After consulting senior staffers, the alerts were overridden shortly after and XTX fired up its trading algorithms again. Platform operators including FastMatch Inc say electronic specialists have lately provided more bids and offers - in other words, much-needed liquidity - than banks when trading goes haywire.
Still, banks are here to stay, even if some of their trading operations aren't, says Greenwich Associates' Kevin McPartland.
"The parts of the banks' trading business that have become less profitable since the financial crisis is where the principal trading firms are stepping in," said Mr McPartland, head of research for market structure and technology at the firm.
"They can do those lower margin, high volume businesses in a much more efficient way."
Even before the pound's plunge, XTX had argued that liquidity was evaporating because balance sheets - the market-making shock absorber known as inventory - had evaporated, too. Bank of America Corp's analysts said last week that foreign-exchange transactions have a 60 per cent greater impact on prices than just two years ago.

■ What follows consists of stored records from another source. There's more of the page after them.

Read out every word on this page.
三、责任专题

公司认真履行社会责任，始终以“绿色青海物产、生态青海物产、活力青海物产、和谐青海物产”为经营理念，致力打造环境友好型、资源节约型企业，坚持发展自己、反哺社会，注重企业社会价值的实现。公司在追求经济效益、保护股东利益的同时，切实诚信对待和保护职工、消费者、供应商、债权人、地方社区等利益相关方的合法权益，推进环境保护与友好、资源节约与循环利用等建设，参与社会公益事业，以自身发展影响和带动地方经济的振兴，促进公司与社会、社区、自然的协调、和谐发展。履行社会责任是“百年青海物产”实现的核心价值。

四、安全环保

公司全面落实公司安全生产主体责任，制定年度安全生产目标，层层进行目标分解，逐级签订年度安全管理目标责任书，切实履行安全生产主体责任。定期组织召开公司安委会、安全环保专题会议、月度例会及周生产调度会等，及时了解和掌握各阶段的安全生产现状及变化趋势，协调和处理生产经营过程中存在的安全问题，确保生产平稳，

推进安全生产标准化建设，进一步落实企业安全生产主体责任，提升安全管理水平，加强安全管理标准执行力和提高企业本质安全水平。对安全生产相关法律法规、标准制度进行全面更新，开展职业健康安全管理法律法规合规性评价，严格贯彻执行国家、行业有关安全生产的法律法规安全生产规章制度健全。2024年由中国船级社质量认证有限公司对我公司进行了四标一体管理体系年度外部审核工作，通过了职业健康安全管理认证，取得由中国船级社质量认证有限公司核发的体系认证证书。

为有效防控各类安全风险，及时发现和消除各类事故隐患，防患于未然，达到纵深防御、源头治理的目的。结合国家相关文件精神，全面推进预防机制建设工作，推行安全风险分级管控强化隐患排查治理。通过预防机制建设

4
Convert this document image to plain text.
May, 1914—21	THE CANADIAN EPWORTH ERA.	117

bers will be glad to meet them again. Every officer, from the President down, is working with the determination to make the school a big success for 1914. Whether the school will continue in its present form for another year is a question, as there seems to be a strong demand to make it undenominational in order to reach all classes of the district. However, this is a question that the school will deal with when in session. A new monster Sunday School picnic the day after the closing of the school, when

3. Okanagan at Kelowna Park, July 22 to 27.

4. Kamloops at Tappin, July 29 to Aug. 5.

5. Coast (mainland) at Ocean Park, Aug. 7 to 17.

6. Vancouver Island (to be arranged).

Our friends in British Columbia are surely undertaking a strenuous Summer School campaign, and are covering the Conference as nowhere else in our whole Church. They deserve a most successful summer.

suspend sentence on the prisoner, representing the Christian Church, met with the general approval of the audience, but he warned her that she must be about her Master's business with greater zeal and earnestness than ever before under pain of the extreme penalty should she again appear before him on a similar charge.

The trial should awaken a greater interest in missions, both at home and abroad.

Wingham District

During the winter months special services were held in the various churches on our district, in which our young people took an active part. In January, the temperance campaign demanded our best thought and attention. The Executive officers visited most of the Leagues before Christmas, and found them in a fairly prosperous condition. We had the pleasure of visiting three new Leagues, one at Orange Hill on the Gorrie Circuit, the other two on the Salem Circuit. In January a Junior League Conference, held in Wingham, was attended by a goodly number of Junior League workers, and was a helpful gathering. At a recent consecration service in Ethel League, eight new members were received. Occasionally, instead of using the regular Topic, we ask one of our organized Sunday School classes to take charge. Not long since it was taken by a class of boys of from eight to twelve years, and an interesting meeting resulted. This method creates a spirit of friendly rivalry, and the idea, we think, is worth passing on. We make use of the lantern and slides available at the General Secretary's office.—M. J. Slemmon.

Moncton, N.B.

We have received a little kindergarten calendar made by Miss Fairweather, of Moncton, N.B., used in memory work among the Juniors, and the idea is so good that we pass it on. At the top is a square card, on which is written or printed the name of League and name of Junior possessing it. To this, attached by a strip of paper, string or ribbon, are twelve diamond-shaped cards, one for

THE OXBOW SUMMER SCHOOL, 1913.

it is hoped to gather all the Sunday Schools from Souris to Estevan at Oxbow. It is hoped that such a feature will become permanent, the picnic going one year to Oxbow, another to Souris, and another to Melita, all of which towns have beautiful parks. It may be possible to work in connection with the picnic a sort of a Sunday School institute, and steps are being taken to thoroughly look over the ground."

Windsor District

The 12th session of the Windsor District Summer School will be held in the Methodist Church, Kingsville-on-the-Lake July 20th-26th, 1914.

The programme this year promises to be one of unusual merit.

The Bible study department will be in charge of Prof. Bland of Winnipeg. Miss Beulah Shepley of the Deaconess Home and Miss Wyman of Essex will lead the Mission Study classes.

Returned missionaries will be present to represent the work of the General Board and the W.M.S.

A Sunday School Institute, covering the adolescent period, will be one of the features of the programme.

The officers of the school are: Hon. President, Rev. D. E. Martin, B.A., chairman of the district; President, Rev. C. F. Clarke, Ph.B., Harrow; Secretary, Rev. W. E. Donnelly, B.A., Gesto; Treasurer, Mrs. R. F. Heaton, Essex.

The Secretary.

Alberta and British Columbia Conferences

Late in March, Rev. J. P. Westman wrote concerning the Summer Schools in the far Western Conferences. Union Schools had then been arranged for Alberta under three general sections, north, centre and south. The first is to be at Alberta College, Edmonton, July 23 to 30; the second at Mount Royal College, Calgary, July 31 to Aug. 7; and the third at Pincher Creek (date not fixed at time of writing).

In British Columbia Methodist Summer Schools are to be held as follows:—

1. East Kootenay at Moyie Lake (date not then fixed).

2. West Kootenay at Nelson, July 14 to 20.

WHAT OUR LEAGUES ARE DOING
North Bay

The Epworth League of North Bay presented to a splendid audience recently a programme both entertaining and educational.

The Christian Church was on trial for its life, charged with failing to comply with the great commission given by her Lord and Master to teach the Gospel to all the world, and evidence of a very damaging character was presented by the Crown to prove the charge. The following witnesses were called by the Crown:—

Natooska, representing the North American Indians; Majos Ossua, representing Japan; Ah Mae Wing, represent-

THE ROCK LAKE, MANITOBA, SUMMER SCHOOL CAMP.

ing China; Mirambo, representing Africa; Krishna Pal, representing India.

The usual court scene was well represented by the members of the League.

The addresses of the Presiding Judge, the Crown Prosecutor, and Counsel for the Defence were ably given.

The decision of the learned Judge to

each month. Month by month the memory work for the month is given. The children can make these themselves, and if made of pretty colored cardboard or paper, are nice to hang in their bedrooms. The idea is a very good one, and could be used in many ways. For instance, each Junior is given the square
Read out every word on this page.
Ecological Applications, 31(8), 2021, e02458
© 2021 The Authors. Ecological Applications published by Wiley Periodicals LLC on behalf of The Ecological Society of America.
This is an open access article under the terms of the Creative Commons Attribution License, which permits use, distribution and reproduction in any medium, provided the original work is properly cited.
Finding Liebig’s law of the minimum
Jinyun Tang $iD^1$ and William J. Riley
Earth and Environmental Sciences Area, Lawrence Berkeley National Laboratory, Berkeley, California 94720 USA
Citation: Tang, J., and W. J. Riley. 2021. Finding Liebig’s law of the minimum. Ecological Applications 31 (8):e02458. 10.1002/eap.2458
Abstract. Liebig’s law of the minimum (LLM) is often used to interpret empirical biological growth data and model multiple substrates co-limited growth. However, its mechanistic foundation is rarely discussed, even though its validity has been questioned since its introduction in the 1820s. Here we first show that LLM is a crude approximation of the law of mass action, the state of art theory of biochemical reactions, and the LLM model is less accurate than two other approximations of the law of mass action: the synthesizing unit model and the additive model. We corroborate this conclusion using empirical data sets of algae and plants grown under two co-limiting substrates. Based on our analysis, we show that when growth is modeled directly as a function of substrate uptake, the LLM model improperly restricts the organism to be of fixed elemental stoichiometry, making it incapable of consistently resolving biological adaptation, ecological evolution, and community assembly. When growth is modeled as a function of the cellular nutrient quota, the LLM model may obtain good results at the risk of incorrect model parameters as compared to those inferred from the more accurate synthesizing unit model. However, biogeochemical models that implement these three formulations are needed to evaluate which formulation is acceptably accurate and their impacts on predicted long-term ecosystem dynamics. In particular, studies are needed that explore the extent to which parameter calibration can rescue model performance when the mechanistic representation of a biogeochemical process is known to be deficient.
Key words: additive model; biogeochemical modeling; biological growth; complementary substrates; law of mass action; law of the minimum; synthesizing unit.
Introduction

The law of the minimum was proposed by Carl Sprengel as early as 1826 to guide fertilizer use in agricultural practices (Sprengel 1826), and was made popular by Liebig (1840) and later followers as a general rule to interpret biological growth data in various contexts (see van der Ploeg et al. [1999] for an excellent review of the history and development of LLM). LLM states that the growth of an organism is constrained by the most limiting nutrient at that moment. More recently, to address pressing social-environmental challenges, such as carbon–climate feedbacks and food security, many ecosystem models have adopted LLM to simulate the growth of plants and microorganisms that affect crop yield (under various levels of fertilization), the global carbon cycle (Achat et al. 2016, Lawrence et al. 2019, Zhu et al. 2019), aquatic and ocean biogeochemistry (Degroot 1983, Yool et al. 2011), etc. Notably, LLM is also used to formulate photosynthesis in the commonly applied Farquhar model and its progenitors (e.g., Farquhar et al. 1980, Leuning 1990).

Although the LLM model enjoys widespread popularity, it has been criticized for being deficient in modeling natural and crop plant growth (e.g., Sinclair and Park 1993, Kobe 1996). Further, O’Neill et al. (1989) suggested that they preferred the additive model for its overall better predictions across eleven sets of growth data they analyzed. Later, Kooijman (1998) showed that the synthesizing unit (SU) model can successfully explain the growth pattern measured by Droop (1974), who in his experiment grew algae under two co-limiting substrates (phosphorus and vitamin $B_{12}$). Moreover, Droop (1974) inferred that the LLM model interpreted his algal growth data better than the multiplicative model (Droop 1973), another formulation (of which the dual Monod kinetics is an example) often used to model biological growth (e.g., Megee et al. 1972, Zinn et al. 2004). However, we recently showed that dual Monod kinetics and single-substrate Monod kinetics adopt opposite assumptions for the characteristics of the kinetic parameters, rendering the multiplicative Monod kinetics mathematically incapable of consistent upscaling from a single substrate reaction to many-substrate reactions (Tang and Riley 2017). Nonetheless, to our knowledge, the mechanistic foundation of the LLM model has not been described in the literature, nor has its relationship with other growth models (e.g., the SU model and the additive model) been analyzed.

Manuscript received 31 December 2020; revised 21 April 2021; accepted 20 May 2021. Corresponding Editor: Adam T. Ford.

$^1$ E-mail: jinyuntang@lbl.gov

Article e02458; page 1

XTX isn't the only electronic trading company that takes trading risk, but doing so is a change from the past when most such firms didn't commit capital at all, Greenwich Associates says. KCG Holdings Inc has about US$500 million of regulatory capital and shareholder equity of US$1.45 billion.
XTX executives also favour speed bumps that neutralise the advantages of the fastest trading firms, arguing that some lightening-fast trading does little more than arbitrage prices between markets.
Such strategies could end up costing an investor because subsequent trades will be more expensive, XTX says. A challenge for XTX is finding and recruiting talent to create its intellectual fuel for trading. The competition to lure the world's top mathematicians and technologists isn't just against Wall Street and other computerised traders, as XTX is now also up against tech giants like Google.
Forget MBAs, XTX is looking for uncommon traits like "extreme quantitative skills and a good understanding of technology," said Mr Amrolia, 53, who has a PhD in mathematics from the University of Oxford.
The competition between trading firms and Silicon Valley startups for top talent is a relatively new phenomenon, says Denis Ignatovich, former head of the central-risk trading desk at Deutsche Bank AG, where he started in 2007.
"When I was getting into this industry, things like Facebook seemed so out there," said Mr Ignatovich, who went on to help found an artificial intelligence firm called Aesthetic Integration. "It seemed random for someone to go and strike gold with a startup."
And if foosball tables, PlayStations and other tech firm perks aren't enough to draw the brightest minds, XTX gives most employees equity in the company. Ultimately, however, talent will go there to prove themselves, learn from some of the best minds and, hopefully, make some money, Mr Ignatovich said.
If it works, the new breed of trading firms perhaps someday will make even more bank operations go the way of MySpace or VHS.
"They will hone their market making skills and we will see a number of them become big established names," said Niki Beattie, a Merrill Lynch alum who now heads adviser Market Structure Partners.
"Over time, yes, these guys can replace what banks did."